Father's second contention is that the agency failed to demonstrate changed circumstances, only "changing circumstances." This argument is specious. The juvenile court's finding of changed circumstances is supported by the record.
The section 300 petition on behalf of the minor was filed in February 2017, when the minor was eight months old. The order to initiate the ICPC process was made on October 3, 2017. After the order initiating the ICPC process, father's reunification services had been terminated and mother was waiving further reunification services; she would not be reunifying with her child. The termination and cessation of reunification services and the failure to reunify with the minor are certainly changed circumstances from the inception of the dependency proceeding, the minor's placement in foster care, and the start of the ICPC process.
Moreover, the foster family with which the minor had been residing would shortly no longer be able to care for him. This, too, is a changed circumstance upon which the agency needed to act. The agency could not be expected to wait, nor should it wait, until the minor's foster family relinquished him before looking for a new placement for the minor.
Father next asserts that the granting of the section 388 petition was not in the minor's best interests, because father wanted to seek more visitation with the minor and the move was to a "temporary home." The best interests of the child are of paramount consideration when the petition is brought after termination of reunification services. Once reunification efforts have failed, the juvenile court's focus shifts to the need of the child for permanency and stability. (In re Marilyn H. (1993) 5 Cal.4th 295, 309.)

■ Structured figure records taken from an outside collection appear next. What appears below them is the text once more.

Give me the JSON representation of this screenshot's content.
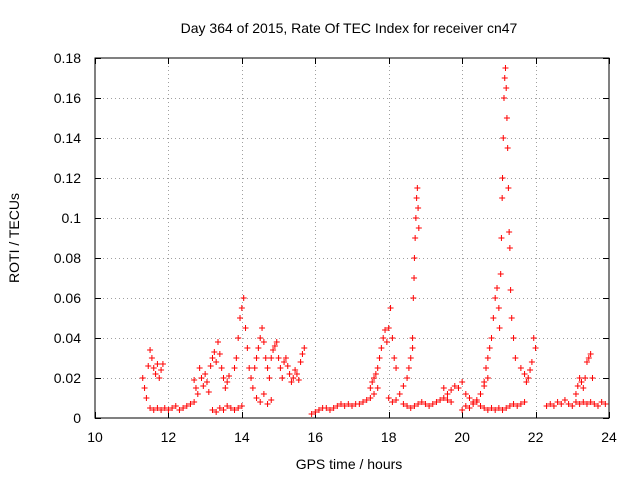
{
  "chart_data": {
    "type": "scatter",
    "title": "Day 364 of 2015, Rate Of TEC Index for receiver cn47",
    "xlabel": "GPS time / hours",
    "ylabel": "ROTI / TECUs",
    "xlim": [
      10,
      24
    ],
    "ylim": [
      0,
      0.18
    ],
    "xticks": [
      10,
      12,
      14,
      16,
      18,
      20,
      22,
      24
    ],
    "yticks": [
      0,
      0.02,
      0.04,
      0.06,
      0.08,
      0.1,
      0.12,
      0.14,
      0.16,
      0.18
    ],
    "grid": true,
    "marker": "+",
    "color": "#ff0000",
    "series": [
      {
        "name": "ROTI",
        "points": [
          [
            11.3,
            0.02
          ],
          [
            11.35,
            0.015
          ],
          [
            11.4,
            0.01
          ],
          [
            11.45,
            0.026
          ],
          [
            11.5,
            0.034
          ],
          [
            11.55,
            0.03
          ],
          [
            11.6,
            0.025
          ],
          [
            11.65,
            0.022
          ],
          [
            11.7,
            0.027
          ],
          [
            11.75,
            0.02
          ],
          [
            11.8,
            0.024
          ],
          [
            11.85,
            0.027
          ],
          [
            11.5,
            0.005
          ],
          [
            11.6,
            0.004
          ],
          [
            11.7,
            0.005
          ],
          [
            11.8,
            0.004
          ],
          [
            11.9,
            0.005
          ],
          [
            12.0,
            0.004
          ],
          [
            12.1,
            0.005
          ],
          [
            12.2,
            0.006
          ],
          [
            12.3,
            0.004
          ],
          [
            12.4,
            0.005
          ],
          [
            12.5,
            0.006
          ],
          [
            12.6,
            0.007
          ],
          [
            12.7,
            0.008
          ],
          [
            12.7,
            0.019
          ],
          [
            12.75,
            0.015
          ],
          [
            12.8,
            0.012
          ],
          [
            12.85,
            0.025
          ],
          [
            12.9,
            0.02
          ],
          [
            12.95,
            0.016
          ],
          [
            13.0,
            0.022
          ],
          [
            13.05,
            0.018
          ],
          [
            13.1,
            0.013
          ],
          [
            13.15,
            0.026
          ],
          [
            13.2,
            0.03
          ],
          [
            13.25,
            0.033
          ],
          [
            13.3,
            0.028
          ],
          [
            13.35,
            0.038
          ],
          [
            13.4,
            0.032
          ],
          [
            13.45,
            0.025
          ],
          [
            13.5,
            0.02
          ],
          [
            13.55,
            0.015
          ],
          [
            13.6,
            0.018
          ],
          [
            13.65,
            0.021
          ],
          [
            13.2,
            0.004
          ],
          [
            13.3,
            0.003
          ],
          [
            13.4,
            0.005
          ],
          [
            13.5,
            0.004
          ],
          [
            13.6,
            0.006
          ],
          [
            13.7,
            0.005
          ],
          [
            13.8,
            0.004
          ],
          [
            13.9,
            0.005
          ],
          [
            14.0,
            0.006
          ],
          [
            13.8,
            0.025
          ],
          [
            13.85,
            0.03
          ],
          [
            13.9,
            0.04
          ],
          [
            13.95,
            0.05
          ],
          [
            14.0,
            0.055
          ],
          [
            14.05,
            0.06
          ],
          [
            14.1,
            0.045
          ],
          [
            14.15,
            0.035
          ],
          [
            14.2,
            0.025
          ],
          [
            14.25,
            0.02
          ],
          [
            14.3,
            0.015
          ],
          [
            14.35,
            0.025
          ],
          [
            14.4,
            0.03
          ],
          [
            14.45,
            0.035
          ],
          [
            14.5,
            0.04
          ],
          [
            14.55,
            0.045
          ],
          [
            14.6,
            0.038
          ],
          [
            14.65,
            0.03
          ],
          [
            14.7,
            0.025
          ],
          [
            14.75,
            0.02
          ],
          [
            14.8,
            0.03
          ],
          [
            14.85,
            0.034
          ],
          [
            14.9,
            0.036
          ],
          [
            14.95,
            0.038
          ],
          [
            15.0,
            0.03
          ],
          [
            15.05,
            0.025
          ],
          [
            15.1,
            0.02
          ],
          [
            15.15,
            0.028
          ],
          [
            15.2,
            0.03
          ],
          [
            15.25,
            0.026
          ],
          [
            15.3,
            0.022
          ],
          [
            15.35,
            0.018
          ],
          [
            15.4,
            0.02
          ],
          [
            15.45,
            0.024
          ],
          [
            15.5,
            0.022
          ],
          [
            15.55,
            0.019
          ],
          [
            15.6,
            0.028
          ],
          [
            15.65,
            0.032
          ],
          [
            15.7,
            0.035
          ],
          [
            14.4,
            0.01
          ],
          [
            14.5,
            0.008
          ],
          [
            14.6,
            0.012
          ],
          [
            14.7,
            0.007
          ],
          [
            14.8,
            0.009
          ],
          [
            15.9,
            0.002
          ],
          [
            16.0,
            0.003
          ],
          [
            16.1,
            0.004
          ],
          [
            16.2,
            0.005
          ],
          [
            16.3,
            0.005
          ],
          [
            16.4,
            0.004
          ],
          [
            16.5,
            0.005
          ],
          [
            16.6,
            0.006
          ],
          [
            16.7,
            0.007
          ],
          [
            16.8,
            0.006
          ],
          [
            16.9,
            0.007
          ],
          [
            17.0,
            0.006
          ],
          [
            17.1,
            0.007
          ],
          [
            17.2,
            0.007
          ],
          [
            17.3,
            0.008
          ],
          [
            17.4,
            0.009
          ],
          [
            17.5,
            0.01
          ],
          [
            17.6,
            0.012
          ],
          [
            17.7,
            0.015
          ],
          [
            17.5,
            0.015
          ],
          [
            17.55,
            0.018
          ],
          [
            17.6,
            0.02
          ],
          [
            17.65,
            0.022
          ],
          [
            17.7,
            0.025
          ],
          [
            17.75,
            0.03
          ],
          [
            17.8,
            0.035
          ],
          [
            17.85,
            0.04
          ],
          [
            17.9,
            0.044
          ],
          [
            17.95,
            0.038
          ],
          [
            18.0,
            0.045
          ],
          [
            18.05,
            0.055
          ],
          [
            18.1,
            0.04
          ],
          [
            18.15,
            0.03
          ],
          [
            18.2,
            0.025
          ],
          [
            18.0,
            0.01
          ],
          [
            18.1,
            0.008
          ],
          [
            18.2,
            0.009
          ],
          [
            18.3,
            0.012
          ],
          [
            18.4,
            0.016
          ],
          [
            18.5,
            0.02
          ],
          [
            18.55,
            0.025
          ],
          [
            18.6,
            0.03
          ],
          [
            18.65,
            0.035
          ],
          [
            18.4,
            0.007
          ],
          [
            18.5,
            0.006
          ],
          [
            18.6,
            0.005
          ],
          [
            18.7,
            0.006
          ],
          [
            18.8,
            0.007
          ],
          [
            18.9,
            0.008
          ],
          [
            19.0,
            0.007
          ],
          [
            19.1,
            0.006
          ],
          [
            19.2,
            0.007
          ],
          [
            19.3,
            0.008
          ],
          [
            19.4,
            0.009
          ],
          [
            19.5,
            0.01
          ],
          [
            19.6,
            0.009
          ],
          [
            19.7,
            0.008
          ],
          [
            18.65,
            0.04
          ],
          [
            18.67,
            0.06
          ],
          [
            18.69,
            0.07
          ],
          [
            18.7,
            0.08
          ],
          [
            18.72,
            0.09
          ],
          [
            18.74,
            0.1
          ],
          [
            18.76,
            0.11
          ],
          [
            18.78,
            0.115
          ],
          [
            18.8,
            0.105
          ],
          [
            18.82,
            0.095
          ],
          [
            19.5,
            0.015
          ],
          [
            19.6,
            0.012
          ],
          [
            19.7,
            0.014
          ],
          [
            19.8,
            0.016
          ],
          [
            19.9,
            0.015
          ],
          [
            20.0,
            0.018
          ],
          [
            20.1,
            0.012
          ],
          [
            20.2,
            0.01
          ],
          [
            20.3,
            0.008
          ],
          [
            20.4,
            0.009
          ],
          [
            20.5,
            0.012
          ],
          [
            20.6,
            0.016
          ],
          [
            20.7,
            0.02
          ],
          [
            20.0,
            0.004
          ],
          [
            20.1,
            0.006
          ],
          [
            20.2,
            0.005
          ],
          [
            20.3,
            0.007
          ],
          [
            20.4,
            0.008
          ],
          [
            20.5,
            0.006
          ],
          [
            20.6,
            0.005
          ],
          [
            20.7,
            0.004
          ],
          [
            20.8,
            0.005
          ],
          [
            20.9,
            0.004
          ],
          [
            21.0,
            0.005
          ],
          [
            21.1,
            0.004
          ],
          [
            21.2,
            0.005
          ],
          [
            21.3,
            0.006
          ],
          [
            21.4,
            0.007
          ],
          [
            21.5,
            0.006
          ],
          [
            21.6,
            0.007
          ],
          [
            21.7,
            0.008
          ],
          [
            20.6,
            0.018
          ],
          [
            20.65,
            0.025
          ],
          [
            20.7,
            0.03
          ],
          [
            20.75,
            0.035
          ],
          [
            20.8,
            0.04
          ],
          [
            20.85,
            0.05
          ],
          [
            20.9,
            0.06
          ],
          [
            20.95,
            0.065
          ],
          [
            21.0,
            0.055
          ],
          [
            21.02,
            0.045
          ],
          [
            21.05,
            0.072
          ],
          [
            21.07,
            0.09
          ],
          [
            21.09,
            0.11
          ],
          [
            21.1,
            0.12
          ],
          [
            21.12,
            0.14
          ],
          [
            21.14,
            0.16
          ],
          [
            21.16,
            0.17
          ],
          [
            21.18,
            0.175
          ],
          [
            21.2,
            0.165
          ],
          [
            21.22,
            0.15
          ],
          [
            21.24,
            0.135
          ],
          [
            21.26,
            0.115
          ],
          [
            21.28,
            0.093
          ],
          [
            21.3,
            0.085
          ],
          [
            21.32,
            0.064
          ],
          [
            21.35,
            0.05
          ],
          [
            21.4,
            0.04
          ],
          [
            21.45,
            0.03
          ],
          [
            21.6,
            0.025
          ],
          [
            21.7,
            0.022
          ],
          [
            21.75,
            0.018
          ],
          [
            21.8,
            0.02
          ],
          [
            21.85,
            0.024
          ],
          [
            21.9,
            0.028
          ],
          [
            21.95,
            0.04
          ],
          [
            22.0,
            0.035
          ],
          [
            22.3,
            0.006
          ],
          [
            22.4,
            0.007
          ],
          [
            22.5,
            0.006
          ],
          [
            22.6,
            0.008
          ],
          [
            22.7,
            0.007
          ],
          [
            22.8,
            0.009
          ],
          [
            22.9,
            0.007
          ],
          [
            23.0,
            0.006
          ],
          [
            23.1,
            0.008
          ],
          [
            23.2,
            0.007
          ],
          [
            23.3,
            0.008
          ],
          [
            23.4,
            0.007
          ],
          [
            23.5,
            0.008
          ],
          [
            23.6,
            0.007
          ],
          [
            23.7,
            0.006
          ],
          [
            23.8,
            0.008
          ],
          [
            23.9,
            0.007
          ],
          [
            23.1,
            0.012
          ],
          [
            23.15,
            0.016
          ],
          [
            23.2,
            0.02
          ],
          [
            23.25,
            0.018
          ],
          [
            23.3,
            0.015
          ],
          [
            23.35,
            0.02
          ],
          [
            23.4,
            0.028
          ],
          [
            23.45,
            0.03
          ],
          [
            23.5,
            0.032
          ],
          [
            23.55,
            0.02
          ]
        ]
      }
    ]
  }
}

In assessing the best interests of the child, the juvenile court looks to the child's need for permanence and stability, not to the parent's interest in reunification. (In re Stephanie M. (1994) 7 Cal.4th 295, 317-319.) Father's argument that the granting of the petition is not in the minor's best interests focuses largely on father's desire for more visitation or a desire to reunify; and misrepresents that the minor would be moving to a "temporary home." Father's argument does not focus on the best interests of the minor.
The minor entered the dependency system and foster care when he was eight months old. Over a year later, the minor remained in foster care in a placement that would not become his permanent home; father's reunification services had been terminated; and mother was waiving further reunification services; she would not be reunifying with her child. The foster family with which the minor had been residing would shortly no longer be able to care for him. There is a statutory preference set forth in section 361.3 for placement in a relative's home. (§ 361.3, subd. (a)(1).) The aunt and uncle in North Carolina were expected to be providing the minor's "permanent home." These facts demonstrated by a preponderance of the evidence the requested change was in the best interests of the minor. (In re Michael B., supra, 8 Cal.App.4th at p. 1703.)
Father's claim in this appeal that any placement of the minor with the aunt should wait until after she is in her new posting is forfeited because he did not assert this objection in the juvenile court. (In re Joseph E. (1981) 124 Cal.App.3d 653, 657.)
The juvenile court here did not exceed the bounds of reason by making an arbitrary, capricious, or patently absurd determination. (In re E.S. (2011) 196 Cal.App.4th 1329, 1335.) It was not an abuse of discretion to place the minor in a stable, permanent home with an out-of-state relative after reunification with both parents had failed. (In re Shirley K., supra, 140 Cal.App.4th at p. 71.)
The order granting the section 388 petition is affirmed.